There are stray accounts of ladies indulging in the 'ancient, manly game' of curling from the second decade of the nineteenth century, but it was not until the century’s end that ladies so far threw away their femininity as to form themselves into curling clubs.

It is perhaps not surprising that the first of these were 'sister clubs', as it were, of well-established men’s clubs. Boghead Loch at Bathgate had been the scene of much curling throughout the century. It was an important centre for the curlers of West Lothian. Similarly, Hercules CC at Elie in Fife was a hotbed of the game, conveniently situated close to Kilconquhar Loch. And so, Hercules Ladies and Boghead Ladies Curling Clubs were the first to be admitted members of the Royal Club in 1895. Balyarrow Ladies (Fife) followed in 1898, and Cambo Ladies (also Fife) in 1899.

The first newspaper reports of the activities of any of these clubs which I have come upon are in The Glasgow Herald of February 6, 1899. Two Balyarrow rinks had taken to the ice on a private pond at Edenfield, beside Springfield in Fife; and Hercules Ladies took on Montrave at Montrave. The report was factual, and brief, and made nothing at all of the new phenomenon of ladies curling.

So quickly and well established did the ladies from Elie become that the opening on October 12, 1899, of a new club house for the Hercules ladies as well as the Hercules gentlemen was reported in the Annual for 1899-1900.

“The house is in two divisions, one for each club. The gentlemen’s house… is fitted up with tables, chairs, and an excellent stove, the gift of Captain Scott-Davidson, while the curling stones are ingeniously boxed in what serves as a seat all round the house. The ladies’ house…is provided with cloak-room and lavatory, and is handsomely furnished with cushioned seats and curtains, while the stones are placed under the seats as in the gentlemen’s house. Here also there is a large, handsome stove, the gift of General Morgan, Elie.

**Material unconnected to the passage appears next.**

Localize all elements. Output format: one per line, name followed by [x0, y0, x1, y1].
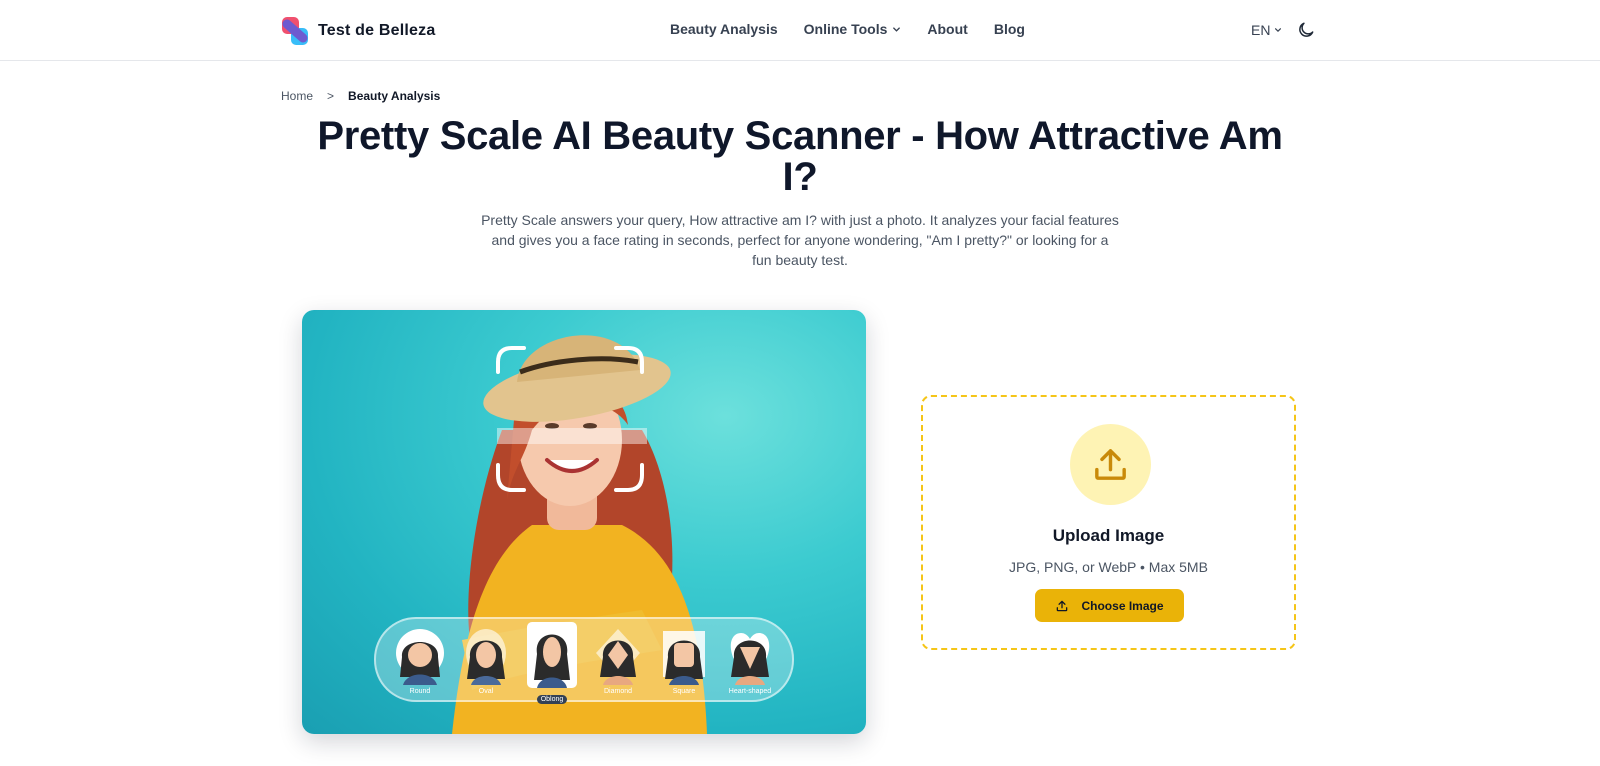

After the formal business of the opening of both houses the lady curlers and the gentlemen curlers took tea together. The curlers then arranged themselves outside the house so that photographs of the ladies and their part of the new house, and the same for the men and theirs, could be taken.

The fashion for ladies’ clubs looked as if it might catch on: in addition to those already mentioned Boarhills Ladies (Fife) was instituted and joined the Royal Club in 1902, but thereafter the movement appears to have fizzled out. By 1930 the only two ladies’ clubs to appear in the Annual were Hercules Ladies’ and Edinburgh Ladies, formed in 1912 but not joining the Royal Club until 1924.

David B Smith.

The illustration is of Hercules Ladies outside their new curling house. The photograph originally appeared in the RCCC Annual for 1899-1900.

1 comment:

Anonymous said...

It's an OFF TOPIC question, sorry.
Hi I'm a Brazilian newbie enthusiastic fan of curling ! I'd really like to know the origin of the term "hammer".